Despite operational challenges, system reliability was maintained
While ISO system operators were able to manage the system reliably throughout the winter, they still faced many challenges.
When oil-fired generators run as heavily as they did this winter, they deplete their stocks of oil very rapidly. Even with the supplies secured through the WRP, which helped increase the amount of oil in participating generators’ tanks prior to the winter season, many oil and dual-fuel generators burned through their supplies and experienced difficulty in securing additional oil inventories. Oil replenishment during winter months in New England can be challenging due to weather conditions, but has become even more so as the oil supply chain has diminished in the past several years. Furthermore, the entire Northeast was looking to replenish fuel supplies during the same cold weather periods. A number of resources had trouble securing oil transportation, which was slowed due to harsh weather and competition for the barges and trucks required to move the fuel.
Further, conditions outside of New England affected system operations. As the cold weather gripped much of the country, neighboring power grids also experienced heavy demand and tight system conditions at times; in fact, the regions of the country served by the Midcontinent Independent System Operator, PJM Interconnection, and New York ISO each set new all-time winter peak demand records. Because the New England grid is closely connected to other operating areas, conditions outside of New England can quickly affect the region if the amount of scheduled power being imported or exported changes unexpectedly.
New England has made it through the past two winters by relying heavily on non-gas-fired resources, but the power system landscape is changing rapidly.
By next winter, Vermont Yankee in southern Vermont and Salem Harbor units 3 and 4 in the Greater Boston area will be retired, which means approximately 1,200 MW fewer non-gas resources will be available to meet consumer demand and maintain system reliability. To put this into perspective, the Winter Reliability Program procured less than the combined capabilities of Vermont Yankee and the retiring Salem Harbor units.
ISO New England is reviewing 2013/2014 winter operations and is evaluating if additional incentives will be necessary for the upcoming winter of 2014/2015.

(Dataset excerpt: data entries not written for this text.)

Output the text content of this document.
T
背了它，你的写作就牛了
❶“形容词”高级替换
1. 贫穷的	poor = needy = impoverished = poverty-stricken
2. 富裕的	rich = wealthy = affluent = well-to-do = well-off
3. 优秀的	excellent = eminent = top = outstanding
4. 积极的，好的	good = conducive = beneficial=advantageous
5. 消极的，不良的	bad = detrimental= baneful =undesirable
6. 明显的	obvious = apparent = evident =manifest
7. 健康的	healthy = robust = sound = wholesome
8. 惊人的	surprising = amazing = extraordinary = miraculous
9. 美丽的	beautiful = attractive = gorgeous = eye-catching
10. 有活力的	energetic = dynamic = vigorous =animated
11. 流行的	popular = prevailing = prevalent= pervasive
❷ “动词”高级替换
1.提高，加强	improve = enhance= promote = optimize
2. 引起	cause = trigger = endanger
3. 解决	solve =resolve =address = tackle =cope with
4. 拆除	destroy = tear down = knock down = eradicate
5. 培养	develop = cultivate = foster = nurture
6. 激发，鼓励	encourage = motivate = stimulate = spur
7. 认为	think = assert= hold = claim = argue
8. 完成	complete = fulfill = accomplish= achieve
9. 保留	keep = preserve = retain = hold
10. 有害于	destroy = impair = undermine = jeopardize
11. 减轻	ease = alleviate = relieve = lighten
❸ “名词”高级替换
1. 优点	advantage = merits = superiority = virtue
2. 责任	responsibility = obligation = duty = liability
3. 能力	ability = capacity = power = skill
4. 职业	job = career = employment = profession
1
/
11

As part of its Strategic Planning Initiative, the ISO is implementing several wholesale market rule changes that will be in place by the 2014/2015 winter. These new rules are expected to help address some of the resource availability concerns and include energy market offer flexibility rules, scheduled to go live in early December 2014. These changes will allow power supply offers to be updated in real time to reflect changes in actual fuel prices, helping generators better adjust to short-term fuel arrangements or high, real-time fuel prices. More accurate energy-market pricing provides the appropriate signals (or incentives) for resources to perform, thus further improving grid reliability.